Biblioteca Complutense

Los rostros de la muerte: un recorrido por el retrato funerario en la Antigüedad

El retrato funerario constituye una de las manifestaciones artísticas más significativas de la Antigüedad, al conjugar la dimensión estética y la humana en un mismo espacio de rito y memoria. Numerosas culturas desarrollaron tradiciones específicas relativas a la representación del rostro humano en un contexto mortuorio, reflejando no solo su concepción religiosa, sino también sus aspiraciones sociales de pervivencia y el humano anhelo por trascender. 

En Oriente Próximo, más que un retrato individualizado, se buscó crear una imagen tipificada –plasmada habitualmente en estelas– que asegurara la memoria del fallecido, así como su integración en el orden cósmico. El énfasis no recaía propiamente en la representación sino en su función votiva, evidenciada en esculturas de devotos halladas en templos que, aunque no son muestras funerarias en sentido estricto, ilustran el valor otorgado a la presencia permanente del rostro humano en relación con lo divino. 

Con la civilización egipcia, el retrato funerario adquirió un lugar central en el desarrollo de la práctica religiosa. La concepción de la inmortalidad del ka exigía la preservación de la identidad del individuo, por lo que el empleo de máscaras o efigies pintadas sobre momias y sarcófagos cumplió la función de garantizar la perduración del rostro de los fallecidos.


Moldeado de la máscara de Claudia
 Victoria (c. ss.
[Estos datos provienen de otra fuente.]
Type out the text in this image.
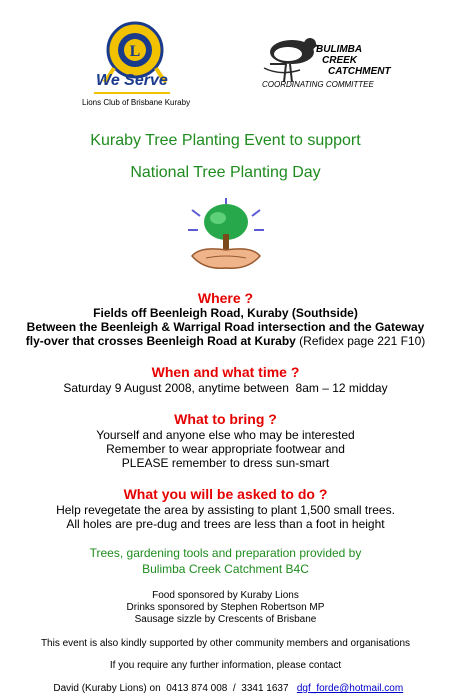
L
We Serve
Lions Club of Brisbane Kuraby
BULIMBA
CREEK
CATCHMENT
COORDINATING COMMITTEE
Kuraby Tree Planting Event to support
National Tree Planting Day
Where ?
Fields off Beenleigh Road, Kuraby (Southside)
Between the Beenleigh & Warrigal Road intersection and the Gateway
fly-over that crosses Beenleigh Road at Kuraby (Refidex page 221 F10)
When and what time ?
Saturday 9 August 2008, anytime between  8am – 12 midday
What to bring ?
Yourself and anyone else who may be interested
Remember to wear appropriate footwear and
PLEASE remember to dress sun-smart
What you will be asked to do ?
Help revegetate the area by assisting to plant 1,500 small trees.
All holes are pre-dug and trees are less than a foot in height
Trees, gardening tools and preparation provided by
Bulimba Creek Catchment B4C
Food sponsored by Kuraby Lions
Drinks sponsored by Stephen Robertson MP
Sausage sizzle by Crescents of Brisbane
This event is also kindly supported by other community members and organisations
If you require any further information, please contact

David (Kuraby Lions) on  0413 874 008  /  3341 1637 dgf_forde@hotmail.com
II-III d.C), 1882 Lyon,
Musée des Beaux-Arts de Lyon AD291.2

 Máscara funeraria, med. s. XVI a.C.,
Atenas, Museo Arqueológico
Nacional de Atenas, Nat. Mus. 624

Retrato de momia de una mujer,
s. I. d.C, Los Ángeles
Getty Museum, 81.AP.42


Aunque centrada en la idealización, la tradición griega también otorgó espacio a la memoria funeraria. Una de las primeras muestras fue el uso de máscaras micénicas, realizadas en materiales ricos y destinadas a cubrir la faz de los difuntos en enterramientos de élite: más que conservar el recuerdo de sus rasgos, se trataba de representaciones idealizadas que conferían una dignidad vinculante con lo divino. También destacó la representación de escenas de despedida en estelas áticas: el retrato no buscaba un parecido fisionómico, sino una evocación de virtudes cívicas y familiares, reforzando el sentido de pertenencia del individuo a la polis aun después de su muerte.
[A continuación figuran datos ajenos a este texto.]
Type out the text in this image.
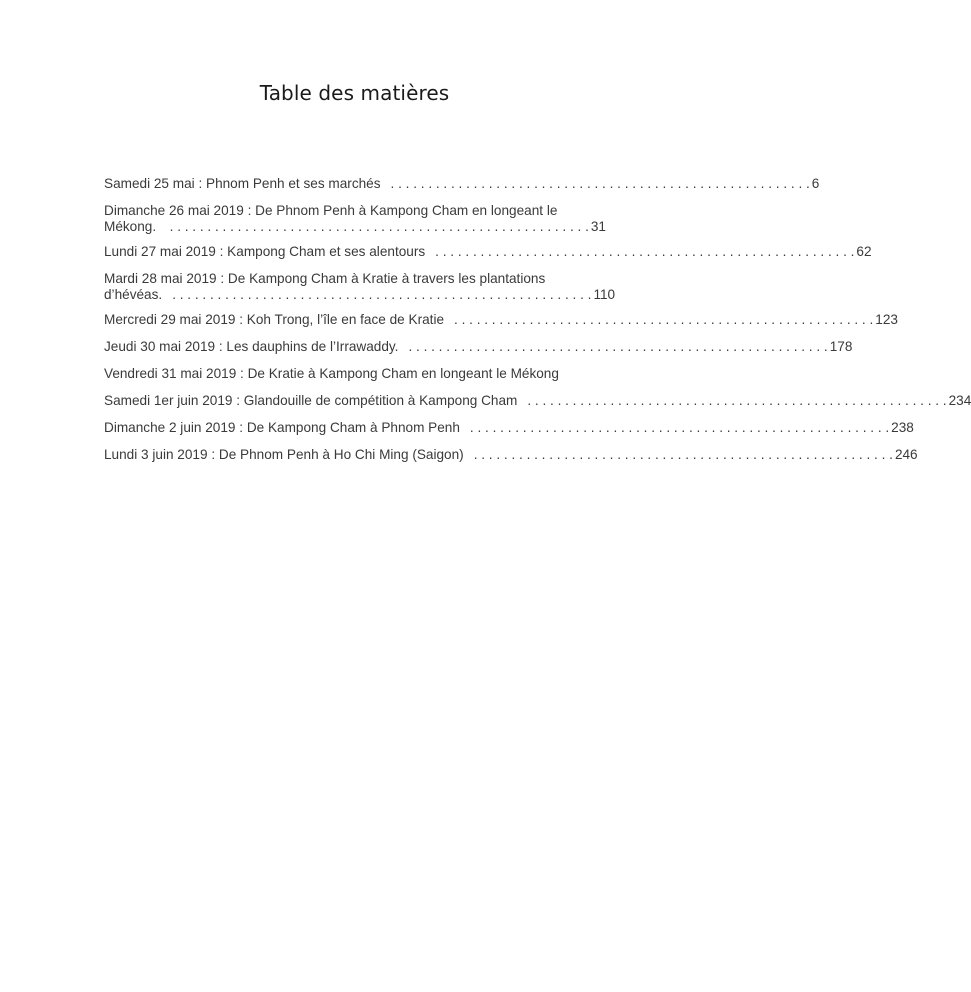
Table des matières
Samedi 25 mai : Phnom Penh et ses marchés . . . . . . . . . . . . . . . . . . . . . . . . . . . . . . . . . . . . . . . . . . . . . . . . . . . . . . . . 6
Dimanche 26 mai 2019 : De Phnom Penh à Kampong Cham en longeant le
Mékong. . . . . . . . . . . . . . . . . . . . . . . . . . . . . . . . . . . . . . . . . . . . . . . . . . . . . . . . . 31
Lundi 27 mai 2019 : Kampong Cham et ses alentours . . . . . . . . . . . . . . . . . . . . . . . . . . . . . . . . . . . . . . . . . . . . . . . . . . . . . . . . 62
Mardi 28 mai 2019 : De Kampong Cham à Kratie à travers les plantations
d’hévéas. . . . . . . . . . . . . . . . . . . . . . . . . . . . . . . . . . . . . . . . . . . . . . . . . . . . . . . . . 110
Mercredi 29 mai 2019 : Koh Trong, l’île en face de Kratie . . . . . . . . . . . . . . . . . . . . . . . . . . . . . . . . . . . . . . . . . . . . . . . . . . . . . . . . 123
Jeudi 30 mai 2019 : Les dauphins de l’Irrawaddy. . . . . . . . . . . . . . . . . . . . . . . . . . . . . . . . . . . . . . . . . . . . . . . . . . . . . . . . . 178
Vendredi 31 mai 2019 : De Kratie à Kampong Cham en longeant le Mékong
Samedi 1er juin 2019 : Glandouille de compétition à Kampong Cham . . . . . . . . . . . . . . . . . . . . . . . . . . . . . . . . . . . . . . . . . . . . . . . . . . . . . . . . 234
Dimanche 2 juin 2019 : De Kampong Cham à Phnom Penh . . . . . . . . . . . . . . . . . . . . . . . . . . . . . . . . . . . . . . . . . . . . . . . . . . . . . . . . 238
Lundi 3 juin 2019 : De Phnom Penh à Ho Chi Ming (Saigon) . . . . . . . . . . . . . . . . . . . . . . . . . . . . . . . . . . . . . . . . . . . . . . . . . . . . . . . . 246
En Etruria, la práctica más habitual fue la producción de urnas y sarcófagos antropomorfos, que priorizaban una cierta individualización de los fallecidos. Sin embargo, el verdadero auge del retrato funerario vino con Roma, donde alcanzó una función política y social destacada, sin perder nunca su espíritu realista. Un ejemplo notable es la tradición de las imagines maiorum –máscaras o efigies escultóricas de antepasados de las familias nobles que eran exhibidas de forma pública–, que reflejaba la continuidad del linaje; los bustos funerarios de la aristocracia, de notorio verismo, eran, por otra parte, testimonio de virtudes cívicas y ejemplo moral para la posteridad.

Así, el retrato funerario en la Antigüedad no solo inmortalizó rostros, sino que también encarnó concepciones diversas sobre la vida, la muerte y la memoria social, inquietudes comunes a todas las civilizaciones e inherentes al ser humano.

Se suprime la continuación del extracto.